I couldn’t help but wonder. Did that mean that the moose was wild? Or just the bubbling cauldron of entrails?

I know what you’re thinking. You are wondering “Why doesn’t my Significant Other ever do something like that for me?” Well, have you ever asked him or her? Have you ever held that person tenderly and whispered, “Honey, what say we do something different tonight. How about you haul out the big kettle and cook up the abomasum of a large and goofy-looking semi-aquatic herbivore?”

Well, have you? I thought not.

And that leads us to another important aspect of a successful long-term relationship: honesty. I bet that in reality, the lady from Norway had simply forgotten where she had put the allegedly lost ring.

Instead of confessing her absentmindedness, she faked losing the ring in a snowdrift while she was helping her dunderheaded husband push their car out of the ditch. Some years later, she put her hand into one of the far-flung compartments of her labyrinthine purse and – whoops!
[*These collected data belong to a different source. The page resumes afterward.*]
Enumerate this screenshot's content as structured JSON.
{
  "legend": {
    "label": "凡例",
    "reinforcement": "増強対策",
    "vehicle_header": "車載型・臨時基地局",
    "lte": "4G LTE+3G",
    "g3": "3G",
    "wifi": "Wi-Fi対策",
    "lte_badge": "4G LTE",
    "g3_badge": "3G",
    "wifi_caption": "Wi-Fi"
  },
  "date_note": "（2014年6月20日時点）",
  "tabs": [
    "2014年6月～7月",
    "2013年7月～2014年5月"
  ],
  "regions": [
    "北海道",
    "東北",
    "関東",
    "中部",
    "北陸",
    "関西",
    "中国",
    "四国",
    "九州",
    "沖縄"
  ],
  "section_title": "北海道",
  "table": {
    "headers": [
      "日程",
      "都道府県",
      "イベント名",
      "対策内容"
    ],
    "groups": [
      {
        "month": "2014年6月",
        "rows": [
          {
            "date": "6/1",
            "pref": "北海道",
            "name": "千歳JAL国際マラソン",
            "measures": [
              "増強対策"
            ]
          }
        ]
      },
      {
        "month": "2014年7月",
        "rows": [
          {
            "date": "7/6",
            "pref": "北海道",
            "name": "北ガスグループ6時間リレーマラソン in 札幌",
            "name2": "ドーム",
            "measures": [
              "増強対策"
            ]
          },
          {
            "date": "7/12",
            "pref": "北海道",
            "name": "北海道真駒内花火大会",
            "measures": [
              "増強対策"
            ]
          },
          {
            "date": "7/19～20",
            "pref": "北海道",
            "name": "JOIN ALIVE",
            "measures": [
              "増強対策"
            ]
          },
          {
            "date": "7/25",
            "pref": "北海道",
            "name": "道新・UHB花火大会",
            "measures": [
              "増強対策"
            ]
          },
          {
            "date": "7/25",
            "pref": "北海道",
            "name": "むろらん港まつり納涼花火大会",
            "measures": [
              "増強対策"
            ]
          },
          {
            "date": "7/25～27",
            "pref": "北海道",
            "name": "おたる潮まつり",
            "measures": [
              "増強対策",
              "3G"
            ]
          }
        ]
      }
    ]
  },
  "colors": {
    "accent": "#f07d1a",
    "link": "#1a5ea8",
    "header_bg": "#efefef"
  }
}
The ring had been in her purse all along!

Her hubby happened by just then, so the lady deftly flicked the ring into a pot of moose reticulum that was simmering on the stove. Later, while serving up a plateful of yummy moose guts, she “found” the misplaced ring.

The husband was an avid outdoorsman and thus predisposed to believing incredibly tall tales regarding anything outdoorsy. He quickly alerted the wire services, who thought that the whole thing sounded too preposterous NOT to be true so of course they ran with it. You can see how one teensy little fib can quickly spiral out of control.

No doubt the poor woman will eventually be invited to be a guest on Martha Stewart’s TV show. No doubt Martha will ask her to demonstrate her method for recovering lost jewelry from the innards of big game animals. Oh, what a tangled web we weave!

The moral of that story is this: It is OK to forget. A little forgetting is good, nay, essential for a healthy relationship.

For example, if my wife will forget that I nearly caused her to receive a midnight baptism, I will drop my plan to publicly announce her true age on the advent of her next birthday at which time she will reach the advanced age of… um… Gee, I forget.